Zu Problemen in Sachen Mindestlohn komme es vor allem im Niedriglohnbereich bestimmter Branchen wie dem Bau-, Reinigungs-, Sicherheits- sowie Hotel- und Gaststättengewerbe. „Viele Beschäftigte haben Angst und wehren sich nicht gegen Arbeitgeberwillkür“, berichtet Splanemann. Viele Arbeitnehmer würden zudem ihre Rechte nicht kennen oder aufgrund sprachlicher Unkenntnisse bewusst ausgenutzt. Das betreffe zum Beispiel osteuropäische Arbeitskräfte im Baugewerbe oder in der Landwirtschaft.

In der Landwirtschaft lag der tariflich geregelte Mindestlohn bis Ende 2017 bei 9,10 Euro. Da nun die dreijährige Übergangsfrist für die Angleichung an den gesetzlichen Mindestlohn für die Branche ausgelaufen ist, könnte eine Korrektur nach unten erfolgen. „Das werden aber die wenigsten Betriebe machen“, so die Vermutung von Kathrin Brösicke, der Geschäftsführerin des Land- und Forstwirtschaftlichen Arbeitgeberverbands. Von konkreten Verstößen der Betriebe gegen Mindest- oder Tariflohn wisse sie nichts. Sie beobachte aber, dass einige Betriebe auf zunehmende Maschinisierung setzen oder ihre Anbauflächen reduzierten, um Lohnkosten einzusparen.

„Mit dem Mindestlohn hatten viele Betriebe anfangs noch hart zu kämpfen“, berichtet der Hauptgeschäftsführer des Brandenburgischen Hotel- und Gaststättenverbands (Dehoga), Olaf Lücke. Denn die Erhöhung habe entsprechende Angleichungen der oberen Gehaltsklassen zufolge gehabt. Nichtsdestotrotz vertrete die Branche die Auffassung: „Jeder soll von seiner Arbeit leben können.“ Dass die Gehaltserhöhungen mit höheren Preisen für die Gäste einhergegangen sind, will Olaf Lücke nicht bestätigen.

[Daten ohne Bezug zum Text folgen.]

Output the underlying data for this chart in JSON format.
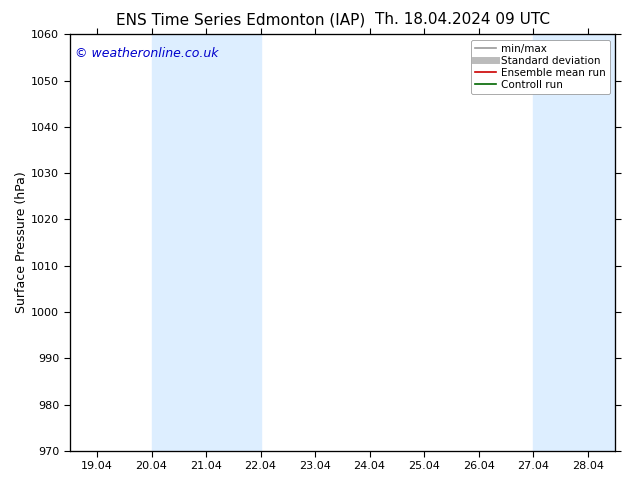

Nach jüngstem Tarifabschluss zahlt die Branche dem Dehoga-Hauptgeschäftsführer zufolge bereits 9,12 Euro Mindestlohn. Mutwillige Verstöße sind Lücke nicht bekannt. „Wobei es immer schwarze Schafe gibt“, sagt er. Ein Problem sei aber die Arbeitszeitdokumentation. Gastwirte hätten manchmal nicht die Zeit, diese ordentlich zu prüfen. Wenn Freizeitausgleich aufgrund höherer Arbeitsbelastung von einem in den nächsten Monat geschoben werden müssten, sei das schon ein Verstoß.

Solche Formalverstöße können laut Astrid Pinz mit Bußgeldern von bis zu 30 000 Euro geahndet werden. Im Falle der Nichtgewährung des Mindestlohns könnten bis zu einer halben Million Euro Bußgeld fällig werden. Dazu seien jedoch penible Kontrollen nötig. „Besonders die Verfolgung und Ahnung von Mindestlohnverstößen ausländischer Unternehmen stellt eine zunehmende Herausforderung dar“, sagt die Sprecherin.